Tell the butcher to leave nothing 

on the appalled floor or his murder 

hands, I will own each smear on his 

apron, pull the last cuts of pork, 

chicken, and beef from the shelves, 

plunder more heft and more meat 

than I ever bought all those weeks 

I scrimped and saved, employing 

water, flour, cunning, and dented,

discounted tins of beans and corn 

to try and fill multiplying mouths, 

hapless animals trapped in our 

gut as my husband and I bowed 

our heads, thanking heaven we 

had found favor and fellowship 

in a place where we were not born. 


Tell him that whatever I am now, 

I’m not the woman who used 

to stand there, basket in hand, 

meekly glancing past the most 

gracious slabs of marbled ribbon 

to point at gristle choked scraps 

while inquiring after his family. 


Today, I do not speak to anyone 

at all before hurrying death back 

to my kitchen—to un-string it—

hack it—studiously observe how 

low then higher, more painful, 

flame licks piles of bone, see what 

endures after hide, tongue and kidney 

slough off and fall away, all the soft 

parts unable to watch and pray, faith

-less disciples fast asleep in Gethsemane 

as God wept blood. But bone is not 

ash but what sits down in it, stubborn. 

So much beautiful flesh—flesh of five—

the eye would go in a blink, skin quickly 

turn to film curling in smoke and air 

but how could everything else formed 

in that secret place come to nothing so 

soon? Who would be so cruel as to leave 

us no knuckle to put in an inlaid box—

no pine-knot knob of spine to sift then 

fall upon, weeping—no single tooth 

to serve as reliquary—dread—relief. 





*


Mountain Town

At the river’s last visible curve, a mother pretends 
to slay her son with the tomahawk she’s just bought 
him while a man pushing a baby stroller sits down 
on a park bench near the museum—head in hands. 
The placard hung above the faded raccoon cradling 
a lacquered crawfish in its dusty paws called these 
hills worn down nubs of their former selves, bluest 
chaff of the ages—severely shucked spire of the one 
right Word, diminished Astonishments. All day long 
they undulate in place. Moving water standing still. 


*


And Will the Unborn

sing us or curse us? We who 
meant well but squandered 
and wasted and now sense 
a new chill crept in beneath 
the eves—darker shadow 
reflected back in the glass
—all our loves and hates 
swiftly gathering to naught 
in our spindle bone arms 
as myriads of gnat-motes 
hang suspended in twilight’s 
amber, briefly transfigured, 
briefly visible. The scythe—
already lifted.
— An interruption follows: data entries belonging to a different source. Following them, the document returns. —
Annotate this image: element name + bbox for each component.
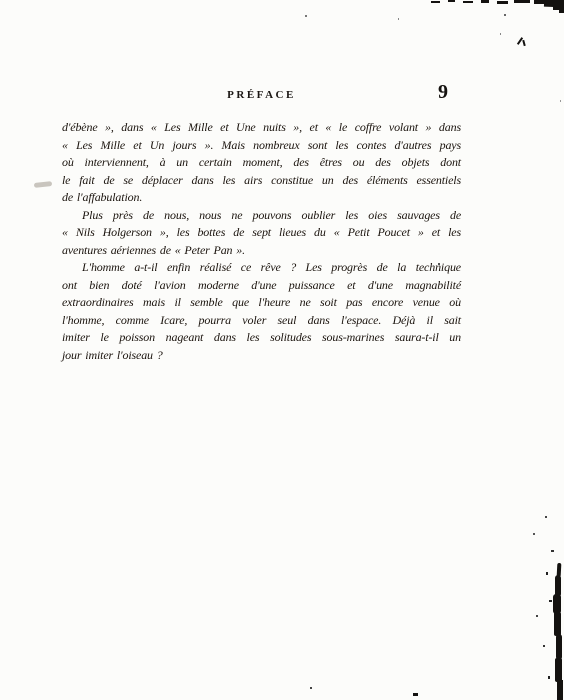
ink-speck [398, 18, 399, 20]
text-line: aventures aériennes de « Peter Pan ». [62, 242, 461, 260]
scan-dash [481, 0, 489, 3]
text-line: « Les Mille et Un jours ». Mais nombreux… [62, 137, 461, 155]
ink-speck [545, 516, 547, 518]
text-line: le fait de se déplacer dans les airs con… [62, 172, 461, 190]
ink-speck [551, 550, 554, 552]
ink-speck [546, 572, 548, 575]
scan-dash [431, 1, 440, 3]
streak-segment [554, 612, 561, 636]
preface-body-text: d'ébène », dans « Les Mille et Une nuits… [62, 119, 461, 364]
ink-speck [536, 615, 538, 617]
page-header: PRÉFACE 9 [62, 86, 461, 111]
pen-tick-mark [522, 40, 525, 46]
scan-dash [514, 0, 530, 3]
streak-segment [553, 594, 561, 614]
text-line: L'homme a-t-il enfin réalisé ce rêve ? L… [62, 259, 461, 277]
ink-speck [533, 533, 535, 535]
ink-speck [543, 645, 545, 647]
text-line: d'ébène », dans « Les Mille et Une nuits… [62, 119, 461, 137]
text-line: où interviennent, à un certain moment, d… [62, 154, 461, 172]
text-line: Plus près de nous, nous ne pouvons oubli… [62, 207, 461, 225]
text-line: jour imiter l'oiseau ? [62, 347, 461, 365]
page-number: 9 [438, 81, 448, 104]
text-line: « Nils Holgerson », les bottes de sept l… [62, 224, 461, 242]
book-page: PRÉFACE 9 d'ébène », dans « Les Mille et… [0, 0, 564, 700]
text-line: ont bien doté l'avion moderne d'une puis… [62, 277, 461, 295]
ink-speck [549, 600, 552, 602]
ink-speck [504, 14, 506, 16]
streak-segment [557, 680, 563, 700]
text-line: l'homme, comme Icare, pourra voler seul … [62, 312, 461, 330]
ink-speck [560, 100, 561, 102]
ink-speck [438, 263, 440, 265]
text-line: extraordinaires mais il semble que l'heu… [62, 294, 461, 312]
ink-speck [548, 676, 550, 679]
streak-segment [556, 634, 562, 660]
text-line: de l'affabulation. [62, 189, 461, 207]
ink-blob-top-right [559, 9, 564, 13]
scan-dash [463, 1, 473, 3]
ink-speck [310, 687, 312, 689]
ink-speck [500, 33, 501, 35]
text-line: imiter le poisson nageant dans les solit… [62, 329, 461, 347]
running-header-title: PRÉFACE [62, 89, 461, 101]
streak-segment [555, 658, 562, 682]
scan-dash [497, 1, 508, 4]
scan-dash [448, 0, 455, 2]
ink-speck [305, 15, 307, 17]
pencil-smudge [34, 181, 52, 188]
page-content: PRÉFACE 9 d'ébène », dans « Les Mille et… [62, 86, 461, 364]
ink-dash-bottom [413, 693, 418, 696]
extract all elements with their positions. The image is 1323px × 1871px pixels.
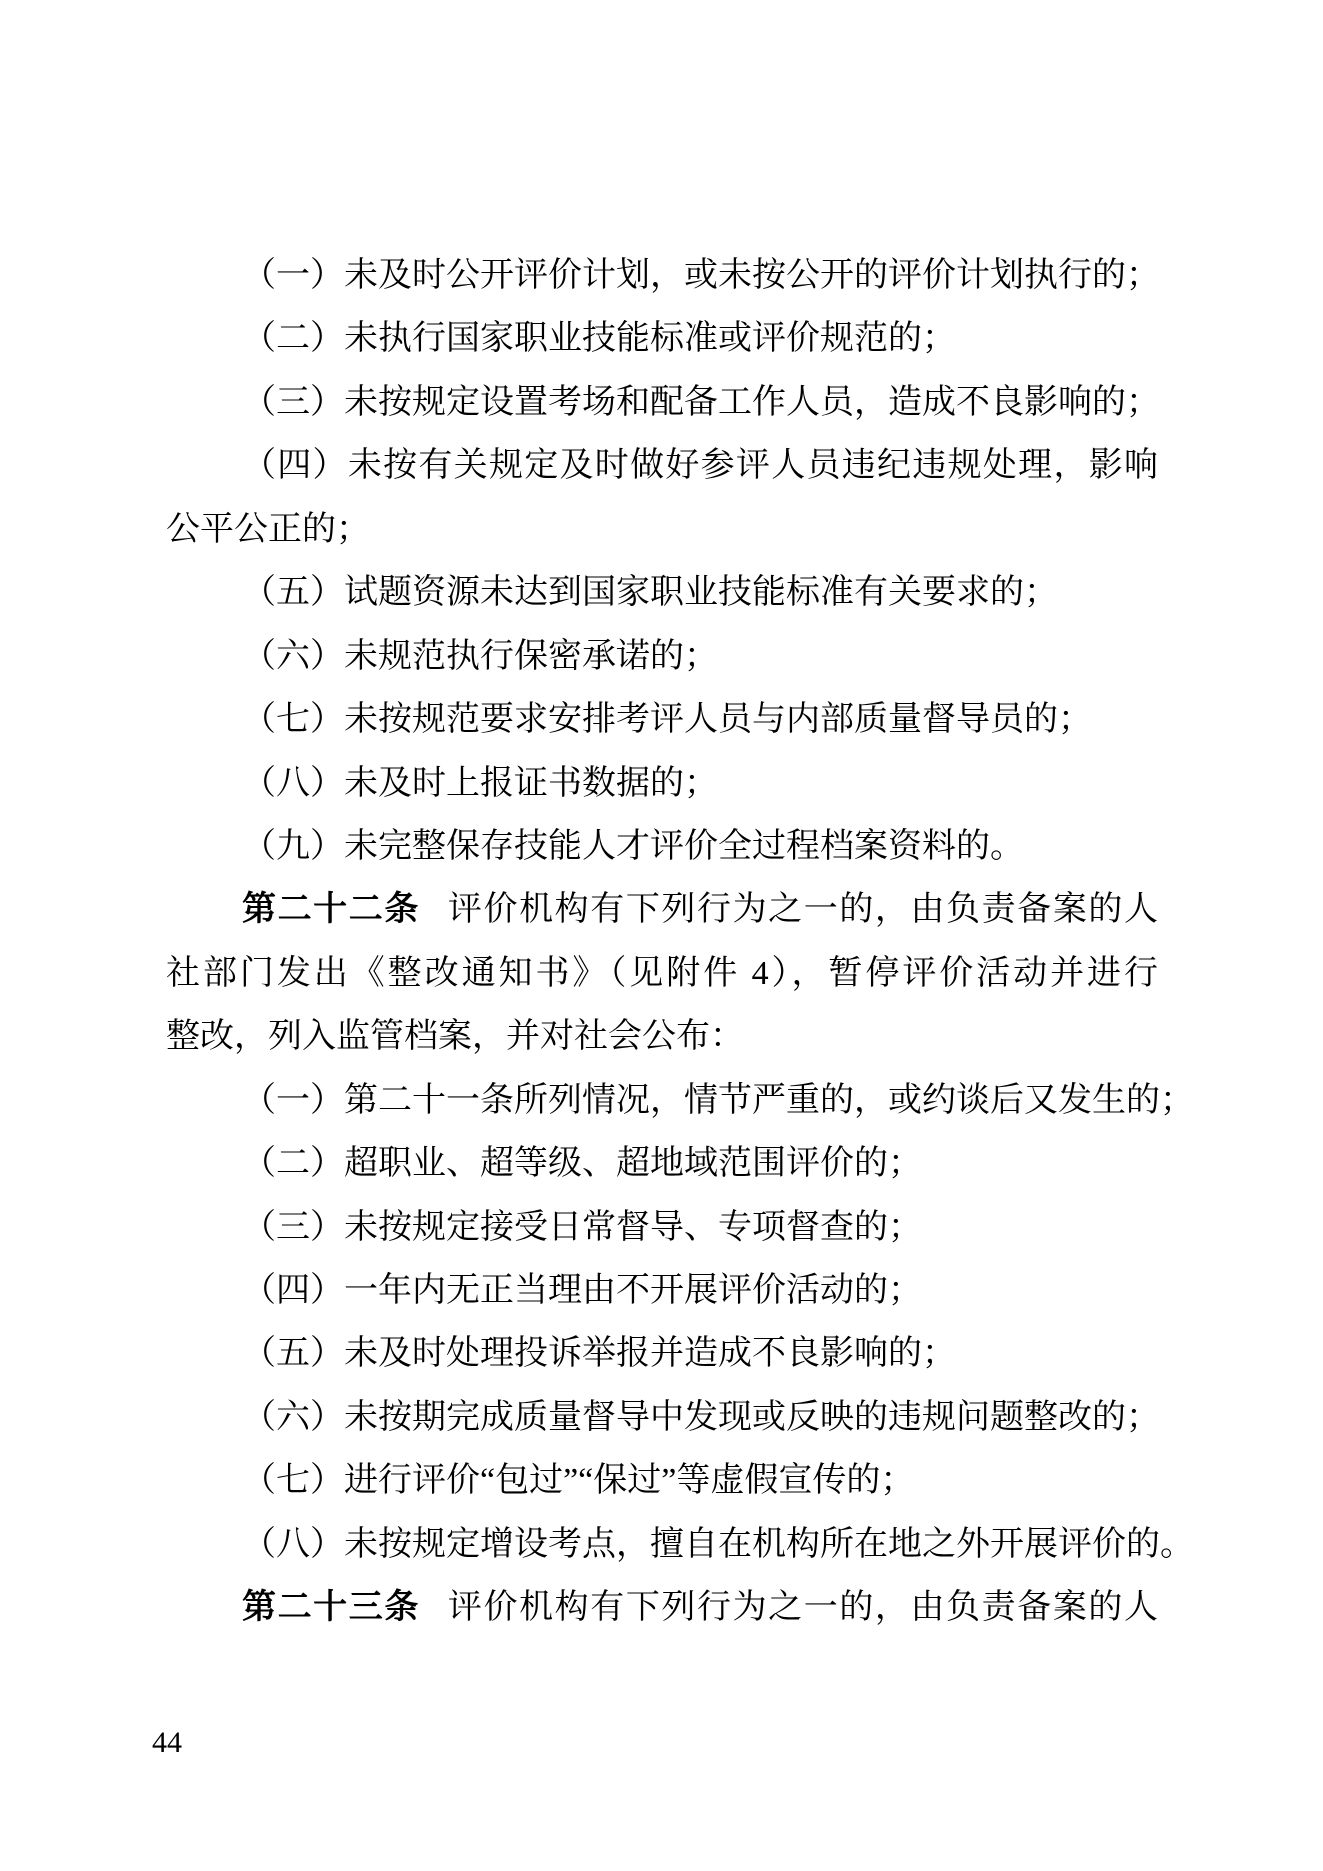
text-line: （一）第二十一条所列情况，情节严重的，或约谈后又发生的；: [166, 1069, 1158, 1132]
line-text: （九）未完整保存技能人才评价全过程档案资料的。: [242, 828, 1024, 865]
line-text: 评价机构有下列行为之一的，由负责备案的人: [448, 891, 1158, 928]
text-line: （六）未按期完成质量督导中发现或反映的违规问题整改的；: [166, 1386, 1158, 1449]
text-line: （七）进行评价“包过”“保过”等虚假宣传的；: [166, 1449, 1158, 1512]
line-text: （三）未按规定设置考场和配备工作人员，造成不良影响的；: [242, 384, 1160, 421]
line-text: （七）未按规范要求安排考评人员与内部质量督导员的；: [242, 701, 1092, 738]
line-text: （八）未按规定增设考点，擅自在机构所在地之外开展评价的。: [242, 1526, 1194, 1563]
line-text: （二）超职业、超等级、超地域范围评价的；: [242, 1145, 922, 1182]
text-line: （二）未执行国家职业技能标准或评价规范的；: [166, 307, 1158, 370]
line-text: （六）未规范执行保密承诺的；: [242, 638, 718, 675]
line-text: （四）一年内无正当理由不开展评价活动的；: [242, 1272, 922, 1309]
text-line: （九）未完整保存技能人才评价全过程档案资料的。: [166, 815, 1158, 878]
line-text: （七）进行评价“包过”“保过”等虚假宣传的；: [242, 1462, 914, 1499]
text-line: 社部门发出《整改通知书》（见附件 4），暂停评价活动并进行: [166, 942, 1158, 1005]
line-text: （三）未按规定接受日常督导、专项督查的；: [242, 1209, 922, 1246]
line-text: （一）第二十一条所列情况，情节严重的，或约谈后又发生的；: [242, 1082, 1194, 1119]
text-line: （三）未按规定接受日常督导、专项督查的；: [166, 1196, 1158, 1259]
line-text: 公平公正的；: [166, 511, 370, 548]
text-line: 第二十三条评价机构有下列行为之一的，由负责备案的人: [166, 1576, 1158, 1639]
text-line: （八）未按规定增设考点，擅自在机构所在地之外开展评价的。: [166, 1513, 1158, 1576]
line-text: （五）试题资源未达到国家职业技能标准有关要求的；: [242, 574, 1058, 611]
line-text: （八）未及时上报证书数据的；: [242, 765, 718, 802]
line-text: （一）未及时公开评价计划，或未按公开的评价计划执行的；: [242, 257, 1160, 294]
text-line: 第二十二条评价机构有下列行为之一的，由负责备案的人: [166, 878, 1158, 941]
text-line: （七）未按规范要求安排考评人员与内部质量督导员的；: [166, 688, 1158, 751]
page-number: 44: [152, 1724, 182, 1762]
text-line: （八）未及时上报证书数据的；: [166, 752, 1158, 815]
text-line: （一）未及时公开评价计划，或未按公开的评价计划执行的；: [166, 244, 1158, 307]
text-line: （五）未及时处理投诉举报并造成不良影响的；: [166, 1322, 1158, 1385]
article-number: 第二十二条: [242, 891, 420, 928]
line-text: （六）未按期完成质量督导中发现或反映的违规问题整改的；: [242, 1399, 1160, 1436]
line-text: （四）未按有关规定及时做好参评人员违纪违规处理，影响: [242, 447, 1158, 484]
text-line: （五）试题资源未达到国家职业技能标准有关要求的；: [166, 561, 1158, 624]
text-line: （三）未按规定设置考场和配备工作人员，造成不良影响的；: [166, 371, 1158, 434]
document-body: （一）未及时公开评价计划，或未按公开的评价计划执行的；（二）未执行国家职业技能标…: [166, 244, 1158, 1640]
line-text: 整改，列入监管档案，并对社会公布：: [166, 1018, 744, 1055]
text-line: （六）未规范执行保密承诺的；: [166, 625, 1158, 688]
line-text: 评价机构有下列行为之一的，由负责备案的人: [448, 1589, 1158, 1626]
article-number: 第二十三条: [242, 1589, 420, 1626]
text-line: 公平公正的；: [166, 498, 1158, 561]
text-line: （四）未按有关规定及时做好参评人员违纪违规处理，影响: [166, 434, 1158, 497]
line-text: 社部门发出《整改通知书》（见附件 4），暂停评价活动并进行: [166, 955, 1158, 992]
text-line: （四）一年内无正当理由不开展评价活动的；: [166, 1259, 1158, 1322]
text-line: 整改，列入监管档案，并对社会公布：: [166, 1005, 1158, 1068]
line-text: （二）未执行国家职业技能标准或评价规范的；: [242, 320, 956, 357]
line-text: （五）未及时处理投诉举报并造成不良影响的；: [242, 1335, 956, 1372]
document-page: （一）未及时公开评价计划，或未按公开的评价计划执行的；（二）未执行国家职业技能标…: [0, 0, 1323, 1871]
text-line: （二）超职业、超等级、超地域范围评价的；: [166, 1132, 1158, 1195]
As it hurdles 
down, we hurry the children 
out, inadvertently crushing 
the snail’s back and brains 
as we move though the tall 
grass searching for Orion
—Aldebaran—that old, 
still startling, thrill—(Venus 
threading itself low in the pines).



Jenn Blair is a graduate of King University and Hollins University, and her work has appeared or is forthcoming in Copper Nickel, The Chattahoochee Review, Appalachian Review, and Kenyon Review among others. The 2019 recipient of Broad River Review’s Ron Rash poetry prize, her poetry books are Malcontent (Press Americana, 2017) and Face Cut Out for Locket (Brick Road Poetry Press, 2022). She teaches at the University of Georgia.